Juste après la lecture de l’évangile, comme une introduction à son homélie, le prêtre précisa que les prières du jour étaient aussi destinées à la mémoire de ce jeune sénégalais. Il présenta ce dernier comme un homme de paix et d’union. Il en voulait pour preuve la présence à cet office de ses amis musulmans. Je comprenais alors que certains dans l’assistance, sans doute parmi les noirs, étaient des musulmans. J’avais le coeur qui battait de cette situation. Seule cette ville pouvait m’offrir ce condensé d’humanité et elle seule pouvait ainsi rassembler les contraires apaisés.
Une femme noire d’une cinquantaine d’année s’avança pour s’asseoir dans les premiers rangs. Petite et mince, belle peau mat. Puis une très jeune femme vint à coté d’elle. Avec une immense chevelure rasta enveloppée dans un grand foulard. Ca m’amusait ce foulard cachant les cheveux de cette femme mais en même temps cette chevelure flamboyante, comme un obus de plus de 50 centimètres, était une provocation, une déclaration de beauté. Je le ressentais comme un pied de nez à l’exigence du foulard qui masque. Puis un jeune homme les rejoint, superbe athlète avec une chevelure rasta. Il embrassa les deux femmes en leur souriant.
J’ai un peu oublié le thème du prêche. Il me sembla long mais pas ennuyeux. Au moment de l’échange de poignée de main, je serrais la main de mon voisin, et sentis une main abimée, avec un doigt tordu. Un travailleur manuel. Ou simplement un « vieux ». Derrière moi en me retournant je saluais deux types aux allures de gitans. Les femmes noires des premiers rangs allèrent échanger le signe de paix bien au-delà de leurs voisins proches. Ca a pris un bon moment.
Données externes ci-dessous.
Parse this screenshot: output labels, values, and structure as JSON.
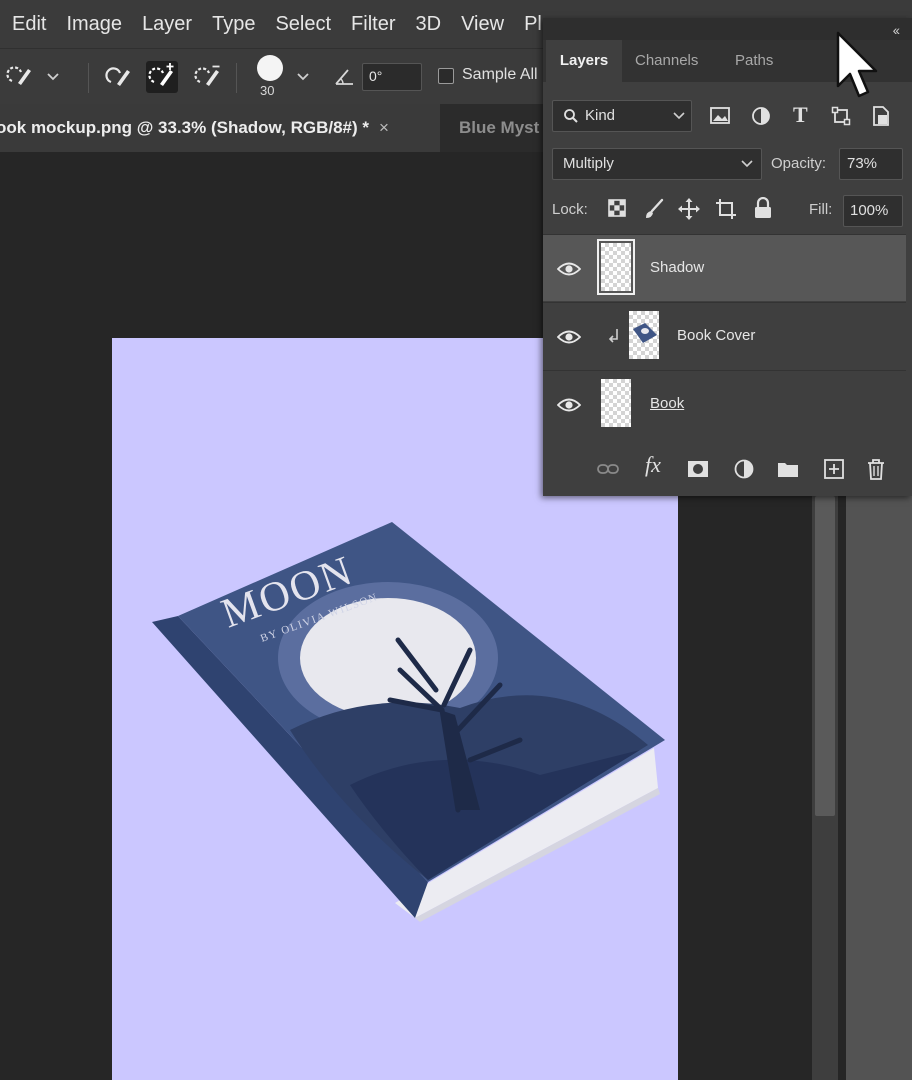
{
  "menubar": {
    "items": [
      "Edit",
      "Image",
      "Layer",
      "Type",
      "Select",
      "Filter",
      "3D",
      "View",
      "Plug"
    ]
  },
  "options": {
    "brush_size": "30",
    "angle_value": "0°",
    "sample_all_label": "Sample All"
  },
  "tabs": {
    "active": "ook mockup.png @ 33.3% (Shadow, RGB/8#) *",
    "close": "×",
    "second": "Blue Myst"
  },
  "document": {
    "background_color": "#cbc7ff",
    "book_title": "MOON",
    "book_author": "BY OLIVIA WILSON"
  },
  "layers_panel": {
    "collapse": "‹‹",
    "tabs": [
      "Layers",
      "Channels",
      "Paths"
    ],
    "filter_kind": "Kind",
    "blend_mode": "Multiply",
    "opacity_label": "Opacity:",
    "opacity_value": "73%",
    "lock_label": "Lock:",
    "fill_label": "Fill:",
    "fill_value": "100%",
    "layers": [
      {
        "name": "Shadow",
        "selected": true
      },
      {
        "name": "Book Cover",
        "selected": false
      },
      {
        "name": "Book",
        "selected": false
      }
    ]
  },
  "colors": {
    "accent_canvas": "#cbc7ff",
    "book_cover": "#3f5585",
    "panel_bg": "#3f3f3f"
  }
}
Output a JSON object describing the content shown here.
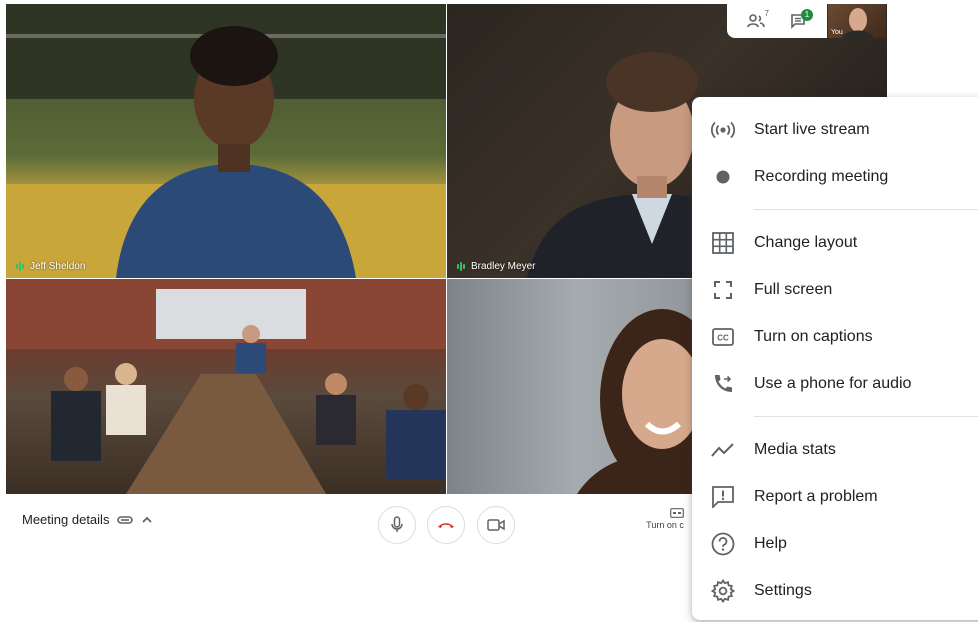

Puis vint la communion. Le prêtre dit que ceux qui étaient en état de communier pouvaient venir, et que les autres eh bien, le Bon Dieu savait le cœur de chacun et ceux-ci pouvaient donc soit rester à leur place soit venir à lui en ayant les bras croisés sur la poitrine (il montra le geste à faire) et qu’ils recevraient sa bénédiction. Bref, personne n’était exclu. C’est la première fois que je voyais cela, qui me plaisait.